Since 1981, Social Security beneficiaries are seeing the largest increase in their monthly payments.
According to a new projection of the 2023 cost-of-living adjustment by The Senior Citizens League (TSCL), a nonprofit advocacy organization, Social Security monthly payments will increase by 8.9% next year.
Current Social Security recipients will have to make do with a 5.9% COLA in 2022. Prior to then, the rise had been a meager 1.6 percent. An increase of 8.9% would be the largest since 1981 and the fourth-largest since 1975 when Congress implemented automatic COLAs.
The probable rise in the Social Security benefits will directly react to sky-high inflation, which is at heights not seen in more than four decades.
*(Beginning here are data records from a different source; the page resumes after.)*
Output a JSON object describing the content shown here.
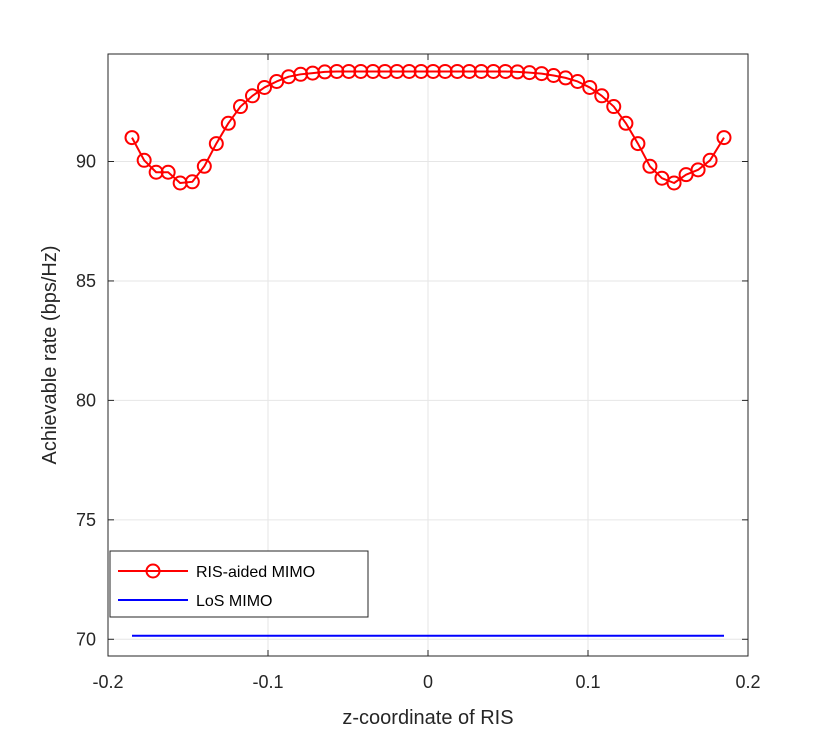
{
  "chart_data": {
    "type": "line",
    "title": "",
    "xlabel": "z-coordinate of RIS",
    "ylabel": "Achievable rate (bps/Hz)",
    "xlim": [
      -0.2,
      0.2
    ],
    "ylim": [
      69.3,
      94.5
    ],
    "xticks": [
      -0.2,
      -0.1,
      0,
      0.1,
      0.2
    ],
    "xtick_labels": [
      "-0.2",
      "-0.1",
      "0",
      "0.1",
      "0.2"
    ],
    "yticks": [
      70,
      75,
      80,
      85,
      90
    ],
    "ytick_labels": [
      "70",
      "75",
      "80",
      "85",
      "90"
    ],
    "grid": true,
    "legend_position": "bottom-left",
    "colors": {
      "ris": "#ff0000",
      "los": "#0000ff",
      "grid": "#e6e6e6",
      "axis": "#262626"
    },
    "series": [
      {
        "name": "RIS-aided MIMO",
        "marker": "circle",
        "x": [
          -0.185,
          -0.1774,
          -0.1699,
          -0.1624,
          -0.1549,
          -0.1473,
          -0.1398,
          -0.1323,
          -0.1248,
          -0.1172,
          -0.1097,
          -0.1022,
          -0.0946,
          -0.0871,
          -0.0796,
          -0.0721,
          -0.0645,
          -0.057,
          -0.0495,
          -0.042,
          -0.0344,
          -0.0269,
          -0.0194,
          -0.0118,
          -0.0043,
          0.0032,
          0.0107,
          0.0183,
          0.0258,
          0.0333,
          0.0409,
          0.0484,
          0.0559,
          0.0634,
          0.071,
          0.0785,
          0.086,
          0.0935,
          0.1011,
          0.1086,
          0.1161,
          0.1237,
          0.1312,
          0.1387,
          0.1462,
          0.1538,
          0.1613,
          0.1688,
          0.1763,
          0.185
        ],
        "values": [
          91.0,
          90.05,
          89.55,
          89.55,
          89.1,
          89.15,
          89.8,
          90.75,
          91.6,
          92.3,
          92.75,
          93.1,
          93.35,
          93.55,
          93.65,
          93.7,
          93.75,
          93.77,
          93.77,
          93.77,
          93.77,
          93.77,
          93.77,
          93.77,
          93.77,
          93.77,
          93.77,
          93.77,
          93.77,
          93.77,
          93.77,
          93.77,
          93.75,
          93.72,
          93.68,
          93.6,
          93.5,
          93.35,
          93.1,
          92.75,
          92.3,
          91.6,
          90.75,
          89.8,
          89.3,
          89.1,
          89.45,
          89.65,
          90.05,
          91.0
        ]
      },
      {
        "name": "LoS MIMO",
        "marker": "none",
        "x": [
          -0.185,
          0.185
        ],
        "values": [
          70.15,
          70.15
        ]
      }
    ]
  }
}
According to the Labor Department, inflation rose to 8.5 percent in March, the highest amount since December 1981. The rise was attributed in significant part to rising gas, grocery, and automobile prices.
TSCL had already predicted a 7.6% cost-of-living raise for 2023 before Tuesday’s inflation report. It would be a great relief for several Americans who depend on Social Security benefits if the payouts were increased even further.
In October, the Social Security Administration will issue the COLA, which will be based on the latest inflation figures, and, therefore will start taking effect in January 2023.
Calculations For The Social Security Increase
While Social Security benefits are linked to inflation, these are calculated using a slightly distinct formula than the 8.5 percent “headline inflation rate,” known as the Consumer Price Index for All Urban Consumers by the Labor Department (CPI-U).
Instead, the CPI for Urban Wage Earners and Clerical Workers is used to calculate Social Security benefits (CPI-W). According to the Labor Department, this estimate clearly understands “blue-collar” customers or lower- and middle-income individuals.
As a result of the differences in how inflation impacts various groups of individuals, the CPI-W inflation rate is actually higher. According to the Labor Department, consumer prices for that group jumped 9.4% in March. Johnson utilized this rate to forecast the next COLA.
The expected 8.9% increase would benefit beyond just pensioners. Social Security benefits even include Social Security Disability Insurance as well as Supplemental Security Income, two important disability-assistance programs.
Increased Social Security payouts would benefit over 70 million Americans in total.
Reasons For Social Security Benefits To Increase
However significant, the anticipated COLA hike may be a bit too late.
“People are attempting to make ends meet on a 5.9% COLA during a time when inflation is reaching 9.4%,” Johnson says.
Inflation is already wreaking havoc on people’s finances, and the enhanced Social Security benefits won’t arrive until January 2023.
Inflation has an impact on savings because retirees have to draw out more money, Johnson explains. However, it can also harm their fixed income accounts, such as securities and certificates of deposit (CDs).
Even so, that’s a bit of wishful thinking. According to Johnson, 45 percent of Social Security recipients have no retirement funds, according to a new TSCL poll.
Of everyone who possesses savings, 21% indicated they had completely exhausted a retirement or savings account in the previous year.
Johnson says that during a difficult economic era, retirees can take a beating and may never fully recover.